Tuesdays and Sundays
nytheatre.com review by Michael Bettencourt
August 17, 2006
Tuesdays & Sundays premiered in 2000, and its six-year performance history (including a FringeNYC appearance in 2003) has given it a polished look and feel that packs a great deal of emotional intensity into its 50-minute running time.
Cleanly acted by Daniel Arnold and Medina Hahn (who also co-wrote the piece) and sensitively directed by Wojtek Kozlinsky, Tuesdays & Sundays tells a story of love turned into abuse that, though set in the late 19th century in rural Canada, carries a contemporary resonance (witness the recent subway poster campaign against domestic violence in New York City).
William (18) and Mary (16) meet on New Year's Eve in 1886 at a local celebration and, feeling an immediate attraction to one another, find themselves staying up to four o'clock in the morning, walking and talking and going through the touching, awkward dance called new love. Arnold and Hahn portray the progression of Mary and William's relationship with just the right touch of urgent reticence, as befits young people growing up in a socially and morally restrictive rural community. The presentation/acting style that the writers have chosen both underscores and heightens the growing emotional involvement of the two: a mix of dialogue, direct address to the audience, narration, and spoken-out-loud internal thoughts and feelings.
Though things start out well for the two, they soon take a dark turn after an impulsive sexual encounter leads to Mary's pregnancy and William's rejection of her. But Arnold and Hahn keep this tale from being just another tale of an abuser and his victim. Mary does not simply accept her fate. With guidance from other women, she doses herself with blue cohosh, pennyroyal, black cohosh, and other herbal abortofacients. When these fail, she resorts to inducing an abortion with the equivalent of the wire hanger or knitting needle, but that fails as well. As her pregnancy progresses, her family and community ostracize her, but she suffers this with a quiet dignity that demonstrates her underlying strength of character.

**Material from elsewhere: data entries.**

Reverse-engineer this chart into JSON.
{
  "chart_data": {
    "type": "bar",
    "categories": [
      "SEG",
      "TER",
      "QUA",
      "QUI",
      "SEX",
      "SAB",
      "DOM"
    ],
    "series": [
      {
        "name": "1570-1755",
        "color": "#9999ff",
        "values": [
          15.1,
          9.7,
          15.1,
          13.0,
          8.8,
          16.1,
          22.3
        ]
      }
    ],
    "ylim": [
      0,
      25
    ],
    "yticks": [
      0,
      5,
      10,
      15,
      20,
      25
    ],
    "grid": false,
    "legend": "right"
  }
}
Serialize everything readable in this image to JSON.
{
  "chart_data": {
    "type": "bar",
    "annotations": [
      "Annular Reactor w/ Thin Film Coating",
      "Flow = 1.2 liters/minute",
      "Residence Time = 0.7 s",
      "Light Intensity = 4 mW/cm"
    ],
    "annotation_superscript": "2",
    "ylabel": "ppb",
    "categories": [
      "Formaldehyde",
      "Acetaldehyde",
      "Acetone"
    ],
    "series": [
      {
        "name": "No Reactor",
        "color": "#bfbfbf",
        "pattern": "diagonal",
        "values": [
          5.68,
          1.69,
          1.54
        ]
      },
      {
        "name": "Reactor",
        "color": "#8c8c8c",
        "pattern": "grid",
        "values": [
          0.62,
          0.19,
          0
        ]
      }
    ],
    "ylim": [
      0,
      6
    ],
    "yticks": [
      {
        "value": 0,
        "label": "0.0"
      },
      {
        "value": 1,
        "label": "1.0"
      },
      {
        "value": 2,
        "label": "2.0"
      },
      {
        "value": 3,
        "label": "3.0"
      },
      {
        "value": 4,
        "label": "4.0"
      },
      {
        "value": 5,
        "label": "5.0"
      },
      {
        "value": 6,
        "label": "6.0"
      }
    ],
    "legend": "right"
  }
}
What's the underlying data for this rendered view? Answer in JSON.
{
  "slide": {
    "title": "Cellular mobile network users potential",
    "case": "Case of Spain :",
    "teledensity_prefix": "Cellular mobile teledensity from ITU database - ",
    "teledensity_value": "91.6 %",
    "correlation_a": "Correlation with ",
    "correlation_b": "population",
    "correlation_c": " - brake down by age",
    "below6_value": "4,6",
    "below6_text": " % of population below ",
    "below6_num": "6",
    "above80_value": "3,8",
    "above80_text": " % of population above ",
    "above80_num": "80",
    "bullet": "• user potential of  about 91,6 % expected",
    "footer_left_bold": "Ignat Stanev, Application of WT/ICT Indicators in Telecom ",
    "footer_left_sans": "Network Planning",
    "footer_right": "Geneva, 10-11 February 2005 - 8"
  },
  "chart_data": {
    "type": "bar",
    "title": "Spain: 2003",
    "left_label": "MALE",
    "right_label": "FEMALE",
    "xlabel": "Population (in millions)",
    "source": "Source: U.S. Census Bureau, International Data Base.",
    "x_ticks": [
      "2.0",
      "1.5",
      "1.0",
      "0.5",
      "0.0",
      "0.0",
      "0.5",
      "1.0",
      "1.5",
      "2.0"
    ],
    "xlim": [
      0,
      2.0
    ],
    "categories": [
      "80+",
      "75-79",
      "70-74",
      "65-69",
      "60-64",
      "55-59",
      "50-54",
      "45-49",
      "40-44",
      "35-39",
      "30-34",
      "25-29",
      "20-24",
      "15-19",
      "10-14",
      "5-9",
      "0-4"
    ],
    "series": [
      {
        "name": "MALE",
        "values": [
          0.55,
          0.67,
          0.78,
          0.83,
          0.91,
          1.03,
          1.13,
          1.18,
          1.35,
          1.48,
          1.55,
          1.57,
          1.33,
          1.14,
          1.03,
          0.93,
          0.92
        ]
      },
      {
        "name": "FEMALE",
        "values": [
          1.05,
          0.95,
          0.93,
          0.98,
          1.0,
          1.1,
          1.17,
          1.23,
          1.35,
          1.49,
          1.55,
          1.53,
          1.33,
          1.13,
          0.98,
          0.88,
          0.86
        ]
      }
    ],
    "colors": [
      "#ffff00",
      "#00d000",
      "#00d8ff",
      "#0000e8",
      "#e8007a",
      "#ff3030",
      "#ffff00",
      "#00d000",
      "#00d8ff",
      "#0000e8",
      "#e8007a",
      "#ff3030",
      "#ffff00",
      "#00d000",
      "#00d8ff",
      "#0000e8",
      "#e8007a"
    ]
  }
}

William, on the other hand, though older, turns out to be weak-willed and selfish. He is eager to go to college and escape from a family and a village he finds stifling, and while he keeps saying that the two of them can "work things out," in his heart of hearts he knows (though he won't admit it) that if he marries Mary, he will be stuck there forever. By the end of the play, what began in love ends in tragedy.
Special note should be made of Catherine Mudryk's set and lighting designs, which perfectly complement the spare telling of this spare story. A raised wooden platform holds two piles of burlap bags. Leading away from the platform in a graceful half-circle are six paving stones lain on piers of overlapping burlap bags. These stones stand in for the road between William's and Mary's houses, the walkways up to those houses, a path through the forest, the river. Lighting is never obtrusive, and thirteen carriage lamps hang asymmetrically from the lighting grid, looking like indifferent stars or the dim lights of distant houses.
Tuesdays & Sundays is not perfect. It begins with a narrative red herring that could be eliminated without damaging the work, the pre-show tableau of Arnold and Hahn felt unnecessary, and the music selected felt out of synch with the play's pitch and timbre.
But Tuesdays & Sundays is 50 minutes well-spent, a fresh economical unaffected work of theatre.